GUPC’s owners submitted that the contractual origins of the APGs demonstrated that the instruments were guarantees, where the guarantors’ liability is coextensive with the liability of the principal debtor, rather than unconditional demand bonds. The language of the APGs was similar in key respects to various Panamanian law guarantees provided by GUPC’s owners to APC to secure the performance of GUPC’s obligations under the Contract and there had been no suggestion that those instruments were anything other than guarantees. Had the parties intended to create a different instrument they would have used different wording.

To decide on this issue, Mr Justice Blair provided a comprehensive summary of relevant case law which is helpful in the analysis of the terms of any bond or guarantee:

  • A first demand bond or on-demand bond, unlike a guarantee, is in principle autonomous of the underlying contract. Liability arises under an on demand bond simply on a conforming demand made within the validity of the bond.
  • The incorporation of terms such a principal debtor clause or terms imposing primary liability and the use of the words “on demand” may be of limited value in determining an instrument’s legal nature.
  • The practical question is whether the instrument is effectively payable on demand with or without some supporting documentation: this can only be ascertained by examining its terms.
  • Advance payment guarantees can be issued in either form.
  • When it comes to construing the instrument, the nature of the party giving the guarantee is relevant. It has been held that there is a presumption (the “Marubeni presumption”) against construing an instrument as a demand bond which is not given by a bank or other financial institution.

The Court's Decision

With these principles in mind, Mr Justice Blair turned to two key terms of the APGs:

  • An obligation by which each guarantor “jointly and severally guarantees to the Employer the payment by the Contractor of the Guaranteed Amount as and when due pursuant to the Contract.”To the judge’s mind, this provision created a clear mechanism by which a demand under the APGs had to be determined by reference to GUPC’s obligations under the Contract. This was not in the nature of an on demand instrument.
  • An obligation for the guarantors to perform GUPC’s obligations of which it was in breach in the same manner that GUPC was required to perform them “according to the terms of the Contract“.This was not, in the judge’s opinion, the language of first demand liability.

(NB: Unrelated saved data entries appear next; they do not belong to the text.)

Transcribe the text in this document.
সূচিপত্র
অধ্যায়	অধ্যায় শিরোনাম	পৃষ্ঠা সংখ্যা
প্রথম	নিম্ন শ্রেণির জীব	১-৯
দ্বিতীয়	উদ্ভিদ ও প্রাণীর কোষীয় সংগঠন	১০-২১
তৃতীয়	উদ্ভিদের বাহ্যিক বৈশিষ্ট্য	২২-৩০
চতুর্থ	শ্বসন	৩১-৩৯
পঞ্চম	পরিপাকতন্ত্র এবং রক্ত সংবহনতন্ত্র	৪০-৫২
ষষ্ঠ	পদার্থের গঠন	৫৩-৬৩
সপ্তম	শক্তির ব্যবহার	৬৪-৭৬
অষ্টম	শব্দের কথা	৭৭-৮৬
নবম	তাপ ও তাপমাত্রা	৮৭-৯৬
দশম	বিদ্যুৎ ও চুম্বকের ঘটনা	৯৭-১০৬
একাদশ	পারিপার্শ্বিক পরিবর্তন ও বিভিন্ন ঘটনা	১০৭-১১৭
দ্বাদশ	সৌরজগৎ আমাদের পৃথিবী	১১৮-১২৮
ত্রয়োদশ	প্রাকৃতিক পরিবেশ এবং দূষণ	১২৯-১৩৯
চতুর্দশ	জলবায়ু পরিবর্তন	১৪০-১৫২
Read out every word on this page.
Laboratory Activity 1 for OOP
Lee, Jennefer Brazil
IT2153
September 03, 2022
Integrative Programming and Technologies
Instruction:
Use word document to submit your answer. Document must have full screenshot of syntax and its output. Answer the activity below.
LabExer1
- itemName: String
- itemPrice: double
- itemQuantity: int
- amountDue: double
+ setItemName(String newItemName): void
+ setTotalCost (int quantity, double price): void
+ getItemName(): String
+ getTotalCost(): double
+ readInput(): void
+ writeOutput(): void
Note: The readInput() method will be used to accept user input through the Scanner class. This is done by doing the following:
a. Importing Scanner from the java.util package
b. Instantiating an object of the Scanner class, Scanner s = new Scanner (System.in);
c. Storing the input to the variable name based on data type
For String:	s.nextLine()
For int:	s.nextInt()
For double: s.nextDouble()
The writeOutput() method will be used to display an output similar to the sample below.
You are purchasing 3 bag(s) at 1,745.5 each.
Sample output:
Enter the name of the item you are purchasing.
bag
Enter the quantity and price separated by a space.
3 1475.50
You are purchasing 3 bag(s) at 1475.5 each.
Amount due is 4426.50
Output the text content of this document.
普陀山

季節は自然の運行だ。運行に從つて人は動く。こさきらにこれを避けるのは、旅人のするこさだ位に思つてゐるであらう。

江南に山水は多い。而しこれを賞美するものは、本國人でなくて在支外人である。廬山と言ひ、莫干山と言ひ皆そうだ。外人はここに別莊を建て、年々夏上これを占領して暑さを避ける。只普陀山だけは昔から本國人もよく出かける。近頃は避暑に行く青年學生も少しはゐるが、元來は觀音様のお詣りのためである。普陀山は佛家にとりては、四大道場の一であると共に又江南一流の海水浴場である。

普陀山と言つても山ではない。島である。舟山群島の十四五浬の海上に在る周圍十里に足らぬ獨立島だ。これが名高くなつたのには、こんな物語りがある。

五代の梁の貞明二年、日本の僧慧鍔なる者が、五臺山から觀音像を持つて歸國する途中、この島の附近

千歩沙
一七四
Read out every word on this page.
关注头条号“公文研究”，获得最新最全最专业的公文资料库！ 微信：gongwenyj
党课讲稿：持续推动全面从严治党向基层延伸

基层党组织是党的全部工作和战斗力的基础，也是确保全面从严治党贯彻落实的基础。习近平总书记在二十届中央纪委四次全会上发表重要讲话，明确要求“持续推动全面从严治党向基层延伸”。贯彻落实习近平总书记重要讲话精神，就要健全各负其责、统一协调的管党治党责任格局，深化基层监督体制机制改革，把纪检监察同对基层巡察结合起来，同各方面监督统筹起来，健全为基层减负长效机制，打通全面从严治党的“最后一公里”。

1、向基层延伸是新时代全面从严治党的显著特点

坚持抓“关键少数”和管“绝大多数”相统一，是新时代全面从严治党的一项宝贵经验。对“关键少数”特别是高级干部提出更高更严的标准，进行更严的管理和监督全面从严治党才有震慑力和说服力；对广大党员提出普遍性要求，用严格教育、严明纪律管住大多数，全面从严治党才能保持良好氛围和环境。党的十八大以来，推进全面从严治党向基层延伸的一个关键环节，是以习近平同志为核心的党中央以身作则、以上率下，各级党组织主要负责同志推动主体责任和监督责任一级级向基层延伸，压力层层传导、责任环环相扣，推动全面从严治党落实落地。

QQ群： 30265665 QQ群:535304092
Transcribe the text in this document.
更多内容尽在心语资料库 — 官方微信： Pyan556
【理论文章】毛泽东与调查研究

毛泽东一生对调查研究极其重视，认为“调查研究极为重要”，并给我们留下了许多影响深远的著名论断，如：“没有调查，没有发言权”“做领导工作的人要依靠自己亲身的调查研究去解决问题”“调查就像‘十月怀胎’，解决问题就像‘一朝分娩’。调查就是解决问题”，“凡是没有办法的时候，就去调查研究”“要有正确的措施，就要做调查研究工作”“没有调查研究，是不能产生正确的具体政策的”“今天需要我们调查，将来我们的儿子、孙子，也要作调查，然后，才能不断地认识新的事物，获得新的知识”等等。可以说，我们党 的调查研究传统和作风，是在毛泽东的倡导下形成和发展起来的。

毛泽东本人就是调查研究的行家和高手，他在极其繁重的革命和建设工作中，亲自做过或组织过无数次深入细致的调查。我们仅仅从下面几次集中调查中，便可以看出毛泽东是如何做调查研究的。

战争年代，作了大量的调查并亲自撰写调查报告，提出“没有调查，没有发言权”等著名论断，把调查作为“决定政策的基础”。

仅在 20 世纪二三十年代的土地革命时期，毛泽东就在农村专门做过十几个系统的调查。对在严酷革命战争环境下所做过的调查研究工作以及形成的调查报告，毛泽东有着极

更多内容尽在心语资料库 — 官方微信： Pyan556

The Court therefore found that GUPC’s owners were not liable under the APGs to make repayment of the advance payments on demand. Notwithstanding this, Mr Justice Blair also found that ACP was entitled to proceed with an application for summary judgement on an alternative case that GUPC’s owners primary liability was triggered by the failure of GUPC to make repayments “as and when” under the Contract, construed under English law.

The Court also found that GUPC’s owners were not able to stay the TCC proceedings until the arbitral proceedings were concluded, either under s.9 of the Arbitration Act 1996 or under the Civil Procedure Rules and/or its inherent jurisdiction or case management powers.


This case provides a valuable insight into the differences between primary “on demand” obligations and secondary “see to it” obligations and the case law used to assist in differentiating judicially between the two. Any instrument which purports to be payable “on demand” may be fatally undermined by the inclusion of more than a passing reference to (a) the underlying contract to determine the amount due or (b) the performance of obligations by the guarantors under that contract in the event of a claim under the instrument.